The following is my entry into the 7th Flash-Style Flash Fiction Battle. For more details, check it out below:
Prompt: 20 years ago. In a taxi. The driver was telling you about aliens in his cab. back to today, same cab, same driver
You're mighty lucky I answered the phone, mister. You might have been up you-know-what creek with no paddle.
Yes, sir. Not too many cabs operating up here in these mountains. Certainly not in the evening hours. Certainly not that's willing to take you where you want to go.
No, don't worry, I won't bother with the meter.
Truth is, I don't mind driving out even in these evening hours to pick up a body in need.
Who else is gonna do it? And what else am I gonna do with my time? Sit in my trailer, watching my TV, poking the antenna with my cane to get the fuzzies out of the picture?
Anyways, I remember you. You think I'd forget something like that? I knew what you was to begin with the first time we met.
You must remember me too. You must be smart enough. Or have some kind of computer doohickey hooked up to your skull.
You're smart enough to come here, across the stars, maybe across the galaxy. Smart enough to put on a disguise and look like one of us.
Though it didn't fool me. I knew what you was. I knew what you was from where you were fixing to go.
Well, it was more than that too, weren’t it?
You weren't saying a word. Just like now, but I can hear you clear as day in my head.
Well, words ain't right. Thoughts, feelings, pictures, ideas. That's how I know you don't mean us no harm. That's how I know it's time for you to go.

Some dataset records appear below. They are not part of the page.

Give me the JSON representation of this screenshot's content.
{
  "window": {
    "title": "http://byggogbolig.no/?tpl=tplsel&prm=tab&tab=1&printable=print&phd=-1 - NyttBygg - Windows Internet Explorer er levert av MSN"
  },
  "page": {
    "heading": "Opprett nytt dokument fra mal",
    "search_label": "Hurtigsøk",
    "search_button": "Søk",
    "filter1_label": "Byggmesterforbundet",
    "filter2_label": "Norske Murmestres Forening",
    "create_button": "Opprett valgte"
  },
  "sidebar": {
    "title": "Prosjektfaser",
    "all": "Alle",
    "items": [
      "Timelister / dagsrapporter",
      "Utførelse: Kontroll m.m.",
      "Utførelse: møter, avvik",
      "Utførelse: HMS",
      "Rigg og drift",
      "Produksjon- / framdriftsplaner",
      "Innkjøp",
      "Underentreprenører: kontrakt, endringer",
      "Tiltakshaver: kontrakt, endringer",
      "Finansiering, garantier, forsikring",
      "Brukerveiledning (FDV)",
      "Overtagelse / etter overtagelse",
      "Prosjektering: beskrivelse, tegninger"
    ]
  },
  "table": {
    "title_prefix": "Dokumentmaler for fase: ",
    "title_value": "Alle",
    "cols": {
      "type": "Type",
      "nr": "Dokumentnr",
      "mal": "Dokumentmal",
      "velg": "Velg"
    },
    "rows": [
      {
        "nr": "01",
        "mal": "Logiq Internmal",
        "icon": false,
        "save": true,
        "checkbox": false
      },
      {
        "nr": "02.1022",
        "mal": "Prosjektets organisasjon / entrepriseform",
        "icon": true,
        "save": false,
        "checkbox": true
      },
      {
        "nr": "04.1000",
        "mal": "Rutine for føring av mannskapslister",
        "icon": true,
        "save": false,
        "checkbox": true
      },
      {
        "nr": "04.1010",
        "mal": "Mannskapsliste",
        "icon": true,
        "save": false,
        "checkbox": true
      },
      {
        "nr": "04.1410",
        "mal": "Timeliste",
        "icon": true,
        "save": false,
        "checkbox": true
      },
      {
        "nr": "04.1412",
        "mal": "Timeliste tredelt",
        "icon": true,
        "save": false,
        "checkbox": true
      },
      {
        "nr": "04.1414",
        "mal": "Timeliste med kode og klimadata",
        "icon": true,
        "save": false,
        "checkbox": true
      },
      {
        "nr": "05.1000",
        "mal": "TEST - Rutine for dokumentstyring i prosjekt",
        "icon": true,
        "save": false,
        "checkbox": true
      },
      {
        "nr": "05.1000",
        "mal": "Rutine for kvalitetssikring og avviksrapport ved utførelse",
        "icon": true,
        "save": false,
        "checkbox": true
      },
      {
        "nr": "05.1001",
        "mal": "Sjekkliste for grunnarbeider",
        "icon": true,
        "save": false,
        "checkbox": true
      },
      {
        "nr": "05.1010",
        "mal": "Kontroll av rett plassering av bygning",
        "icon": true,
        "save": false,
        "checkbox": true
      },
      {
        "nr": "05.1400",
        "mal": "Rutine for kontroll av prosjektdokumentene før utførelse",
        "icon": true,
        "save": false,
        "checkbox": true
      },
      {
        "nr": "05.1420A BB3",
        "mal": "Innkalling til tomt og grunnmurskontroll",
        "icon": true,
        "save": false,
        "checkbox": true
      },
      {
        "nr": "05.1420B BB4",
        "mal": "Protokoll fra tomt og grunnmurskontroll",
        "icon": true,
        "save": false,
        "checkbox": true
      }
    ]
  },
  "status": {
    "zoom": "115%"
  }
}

Hell, I can’t blame you. I'm surprised you made it here twenty years. Sorry you had to see us like this.
Quite an ugly time we're living through.
I had hoped, when I seen you the first time, you'd come to help us out with our troubles. Teach us something or share some of those fancy technologies. But I know why you couldn’t do that.

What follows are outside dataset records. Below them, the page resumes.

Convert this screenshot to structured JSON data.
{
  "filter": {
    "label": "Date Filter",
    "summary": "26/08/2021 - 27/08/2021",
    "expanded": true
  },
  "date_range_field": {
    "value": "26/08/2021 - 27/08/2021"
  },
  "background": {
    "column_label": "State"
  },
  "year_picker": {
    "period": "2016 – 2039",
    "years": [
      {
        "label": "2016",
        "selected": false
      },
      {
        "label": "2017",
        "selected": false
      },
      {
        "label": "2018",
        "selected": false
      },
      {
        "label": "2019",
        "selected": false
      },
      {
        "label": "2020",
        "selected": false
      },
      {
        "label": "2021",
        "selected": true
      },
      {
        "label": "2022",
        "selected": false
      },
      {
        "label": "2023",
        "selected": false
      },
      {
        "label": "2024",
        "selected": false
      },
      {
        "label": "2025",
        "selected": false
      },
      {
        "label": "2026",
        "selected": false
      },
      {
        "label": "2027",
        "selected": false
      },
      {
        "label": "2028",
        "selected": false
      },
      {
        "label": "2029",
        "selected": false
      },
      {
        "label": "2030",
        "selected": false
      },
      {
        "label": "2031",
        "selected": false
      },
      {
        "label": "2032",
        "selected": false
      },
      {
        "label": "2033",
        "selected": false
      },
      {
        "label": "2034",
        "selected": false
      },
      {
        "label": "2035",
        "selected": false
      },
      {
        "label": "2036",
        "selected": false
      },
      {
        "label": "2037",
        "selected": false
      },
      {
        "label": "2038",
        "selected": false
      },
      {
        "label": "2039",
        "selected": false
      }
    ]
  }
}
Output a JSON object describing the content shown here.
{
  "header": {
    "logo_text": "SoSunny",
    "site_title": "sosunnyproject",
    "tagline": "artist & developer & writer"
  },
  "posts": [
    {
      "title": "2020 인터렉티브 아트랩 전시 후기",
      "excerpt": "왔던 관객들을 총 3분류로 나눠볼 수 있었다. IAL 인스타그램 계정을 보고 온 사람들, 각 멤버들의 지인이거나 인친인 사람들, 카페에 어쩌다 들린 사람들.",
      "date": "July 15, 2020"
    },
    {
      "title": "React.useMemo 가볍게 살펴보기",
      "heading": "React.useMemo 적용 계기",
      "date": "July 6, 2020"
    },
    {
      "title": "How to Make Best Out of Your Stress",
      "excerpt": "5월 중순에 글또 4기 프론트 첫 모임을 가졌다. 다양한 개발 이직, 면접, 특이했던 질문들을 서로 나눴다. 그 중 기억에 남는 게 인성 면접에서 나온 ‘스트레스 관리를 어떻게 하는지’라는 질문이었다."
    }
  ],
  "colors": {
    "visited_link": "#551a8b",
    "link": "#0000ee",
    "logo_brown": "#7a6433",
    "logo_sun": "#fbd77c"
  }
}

We're too primitive. It’s like trying to teach a dog to use a computer. He’ll just lick the screen and shed on the keys and then it’s your problem too.

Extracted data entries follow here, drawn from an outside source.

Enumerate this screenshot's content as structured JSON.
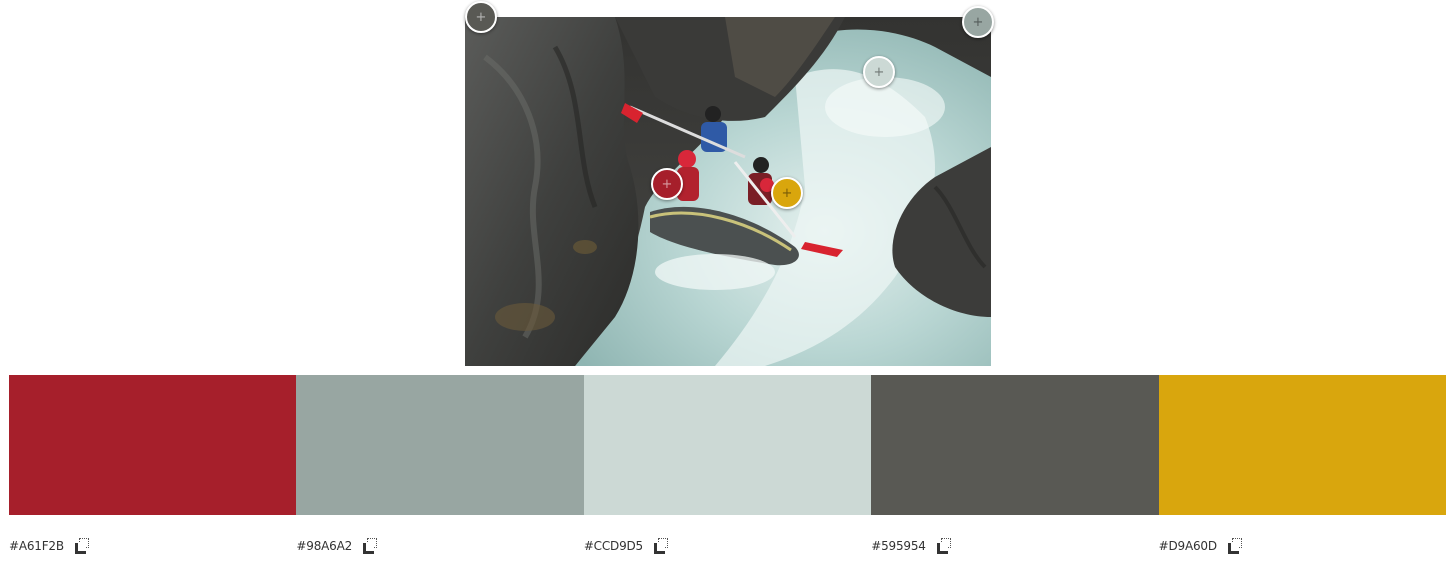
{
  "photo": {
    "subject": "whitewater-rafting-photo"
  },
  "markers": [
    {
      "id": "marker-dark-gray",
      "color": "#595954",
      "icon": "plus-icon",
      "symbol": "+"
    },
    {
      "id": "marker-gray",
      "color": "#98A6A2",
      "icon": "plus-icon",
      "symbol": "+"
    },
    {
      "id": "marker-light-gray",
      "color": "#CCD9D5",
      "icon": "plus-icon",
      "symbol": "+"
    },
    {
      "id": "marker-red",
      "color": "#A61F2B",
      "icon": "plus-icon",
      "symbol": "+"
    },
    {
      "id": "marker-yellow",
      "color": "#D9A60D",
      "icon": "plus-icon",
      "symbol": "+"
    }
  ],
  "palette": [
    {
      "hex": "#A61F2B",
      "color": "#A61F2B",
      "copy_icon": "copy-icon"
    },
    {
      "hex": "#98A6A2",
      "color": "#98A6A2",
      "copy_icon": "copy-icon"
    },
    {
      "hex": "#CCD9D5",
      "color": "#CCD9D5",
      "copy_icon": "copy-icon"
    },
    {
      "hex": "#595954",
      "color": "#595954",
      "copy_icon": "copy-icon"
    },
    {
      "hex": "#D9A60D",
      "color": "#D9A60D",
      "copy_icon": "copy-icon"
    }
  ]
}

Even then, even though I knew what you was — well, it didn't even cross my mind to tell. What could I say?
A man, an unusual tall man, unusual pale, unusual thin, looking like he walked out of a costume party, calls and asks for a ride to the top of Hunger Mountain in the dead of night, and that this man that I dropped off in the cold, in the dark, at the end of a dirt road under a black starry sky, who was liable to die of exposure — he was not no normal man.
That the only reason I did it was because I believed him to be an extraterrestrial, an alien from another planet?
Hey, well I can feel you laughing yourself. Funny, ain’t it?